Does anyone disagree about Seldon? He often gets relegated to footnote status in the legends of Bowe and Tyson...or is targeted with one-liners calling him a "two minute egg" and the like (or worse, with foolish but persistent accusations of being a dive-taker) - but examining his overall body of work took me aback. This was a good heavyweight. If you could just assign him some more of what Dungeons and Dragons* nerds call HP - or let him roll a d20 armor bonus - he is good enough to probably grab and keep firm hold of a belt in most eras (including this one, before the Ukrainian hydra assimilated all and hoarded all the treasure...) *that is Advanced 2nd edition...or any by TSR. None of this Wizards of the Coast noob crap. :bart ...not that I was ever a D&D nerd or anything....
I never got into it. :conf Besides, paving the way for (and later propagating) the Pocket Monster plague can never be forgiven. The bottom line here is that the old AC Express maxed out as like a level 7 warrior, but the character had level 20 paladin potential.
Yeah, well I blame D&D for making every single ****ing videogame made in the west based on a diceroll You got it all wrong. Yes, Magic made the TCG market viable. But it was actually good. And there was minimal overlap between the two fanbases. I'd know because I was playing Magic with my brother, cousins, and family friends as a kid while kids were punching each other over holographic Charizards. Pokemon's phenomenon was part TV, part videogame, and part tamagotchi. The actual game itself was played less than the cards were collected.
I don't think Morrison's chin was that bad. It wasn't his chin that did him in against Mercer it was his stamina. He beat Mercer like a heavy bag for four rounds and the hard headed SOB wouldn't budge. He simply gave out. He looked like he was doped up or something in that horrible loss to Bennt. Not that I'm insinuating foul play, just that Morrison didn't take it seriously. He wasn't ever seriously hurt in that fight, he just didn't have any legs and fell victim to the three-knockdown rule. He took some big shots in other fights and kept coming. He had two very bad looking losses, but I don't think either one was because of a Seldon-type chin. And I think he could've been a total-package guy if he would've ever taken the sport as seriously as he took the party-first lifestyle.
Amir Khan. He's certainly going places and a good enough fighter, but those whiskers are always going to be an issue. If he had an iron chin, he'd be something extremely special.
In terms of the D&D analogy, methinks Seldon was probably lacking the necessary wisdom and charisma needed to be a paladin.
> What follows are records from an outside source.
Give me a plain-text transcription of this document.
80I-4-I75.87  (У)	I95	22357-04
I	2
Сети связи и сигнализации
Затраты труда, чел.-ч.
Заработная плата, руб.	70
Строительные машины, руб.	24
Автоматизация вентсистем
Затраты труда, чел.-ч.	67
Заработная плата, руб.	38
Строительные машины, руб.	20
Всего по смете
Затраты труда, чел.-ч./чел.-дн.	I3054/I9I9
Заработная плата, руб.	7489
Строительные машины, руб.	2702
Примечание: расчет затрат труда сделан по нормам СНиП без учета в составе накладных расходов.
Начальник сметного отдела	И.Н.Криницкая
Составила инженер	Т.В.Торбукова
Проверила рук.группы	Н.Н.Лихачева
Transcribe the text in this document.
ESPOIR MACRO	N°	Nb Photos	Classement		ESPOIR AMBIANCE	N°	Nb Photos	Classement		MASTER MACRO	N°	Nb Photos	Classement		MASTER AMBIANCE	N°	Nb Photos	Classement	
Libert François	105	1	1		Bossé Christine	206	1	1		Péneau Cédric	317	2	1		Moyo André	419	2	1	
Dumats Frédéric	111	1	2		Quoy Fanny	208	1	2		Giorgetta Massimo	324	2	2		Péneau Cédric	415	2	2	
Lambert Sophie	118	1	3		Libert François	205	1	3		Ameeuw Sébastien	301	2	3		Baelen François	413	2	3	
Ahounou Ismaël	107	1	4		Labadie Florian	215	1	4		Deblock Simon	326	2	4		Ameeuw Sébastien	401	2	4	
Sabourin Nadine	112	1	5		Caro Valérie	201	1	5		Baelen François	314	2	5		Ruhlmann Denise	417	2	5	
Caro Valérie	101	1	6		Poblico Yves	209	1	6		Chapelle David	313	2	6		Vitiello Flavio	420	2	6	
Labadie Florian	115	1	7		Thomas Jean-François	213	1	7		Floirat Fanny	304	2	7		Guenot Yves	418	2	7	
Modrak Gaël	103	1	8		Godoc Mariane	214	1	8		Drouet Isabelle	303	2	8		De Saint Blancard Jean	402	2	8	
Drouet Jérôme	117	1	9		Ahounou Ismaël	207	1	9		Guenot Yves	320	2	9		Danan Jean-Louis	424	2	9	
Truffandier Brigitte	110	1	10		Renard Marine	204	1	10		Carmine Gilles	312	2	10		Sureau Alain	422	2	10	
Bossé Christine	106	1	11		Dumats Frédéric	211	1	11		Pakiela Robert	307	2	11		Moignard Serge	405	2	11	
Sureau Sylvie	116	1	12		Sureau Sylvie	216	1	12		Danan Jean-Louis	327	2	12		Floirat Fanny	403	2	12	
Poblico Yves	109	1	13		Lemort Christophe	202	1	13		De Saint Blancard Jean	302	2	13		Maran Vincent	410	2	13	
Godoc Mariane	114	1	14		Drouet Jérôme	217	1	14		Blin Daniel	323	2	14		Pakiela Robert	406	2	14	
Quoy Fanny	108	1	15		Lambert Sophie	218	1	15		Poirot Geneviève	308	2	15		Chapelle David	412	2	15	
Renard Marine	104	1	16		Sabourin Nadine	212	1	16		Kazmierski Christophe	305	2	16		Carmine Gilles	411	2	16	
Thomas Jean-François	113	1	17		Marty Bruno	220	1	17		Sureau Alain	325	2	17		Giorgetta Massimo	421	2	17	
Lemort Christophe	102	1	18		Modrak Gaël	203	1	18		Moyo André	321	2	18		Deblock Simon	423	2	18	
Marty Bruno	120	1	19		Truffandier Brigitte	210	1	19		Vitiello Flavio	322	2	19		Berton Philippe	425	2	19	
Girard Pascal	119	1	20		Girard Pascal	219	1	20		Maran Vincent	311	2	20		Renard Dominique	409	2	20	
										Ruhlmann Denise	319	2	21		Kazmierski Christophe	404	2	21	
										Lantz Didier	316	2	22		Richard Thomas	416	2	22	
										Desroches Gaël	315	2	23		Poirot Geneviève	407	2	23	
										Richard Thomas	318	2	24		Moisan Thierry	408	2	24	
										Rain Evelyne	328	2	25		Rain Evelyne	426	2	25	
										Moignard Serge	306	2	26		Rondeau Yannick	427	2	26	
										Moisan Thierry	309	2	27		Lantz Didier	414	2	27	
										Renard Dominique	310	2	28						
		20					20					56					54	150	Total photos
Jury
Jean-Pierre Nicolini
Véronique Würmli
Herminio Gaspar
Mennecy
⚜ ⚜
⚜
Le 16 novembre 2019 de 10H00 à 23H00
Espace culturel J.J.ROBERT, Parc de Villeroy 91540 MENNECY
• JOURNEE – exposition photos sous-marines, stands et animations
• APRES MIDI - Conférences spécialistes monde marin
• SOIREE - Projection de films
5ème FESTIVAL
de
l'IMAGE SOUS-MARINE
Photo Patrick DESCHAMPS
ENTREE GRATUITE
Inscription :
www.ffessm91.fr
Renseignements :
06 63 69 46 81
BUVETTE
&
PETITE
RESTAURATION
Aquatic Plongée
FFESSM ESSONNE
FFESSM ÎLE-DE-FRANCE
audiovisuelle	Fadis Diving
A lot of the kd's/ko's that he suffered seemed to be based more upon a lack of metal toughness than due to physical conditioning. Good STR and DEX, though, which allowed him to get to a fairly high level in his own right. (And you're right. 2nd Ed was the business. :good) Methinks if he were a Magic Card, he'd be somewhat akin to "Ball Lightning". Good power, haste, some sort of evasion abilty...but with low toughness and the requirement that he'd be tossed into the graveyard sooner rather than later. And thanks for letting me re-acquaint myself with my inner nerd. :happy
As cool as it was to relive the nerd days (is that an oxymoronic sentence?) - this thread feels somehow incomplete. There wasn't enough Seldon love for my taste, damn it. Admit that if he could take better lumps, he'd be remembered as an epic talent. :cus All hail his generation's Patterson.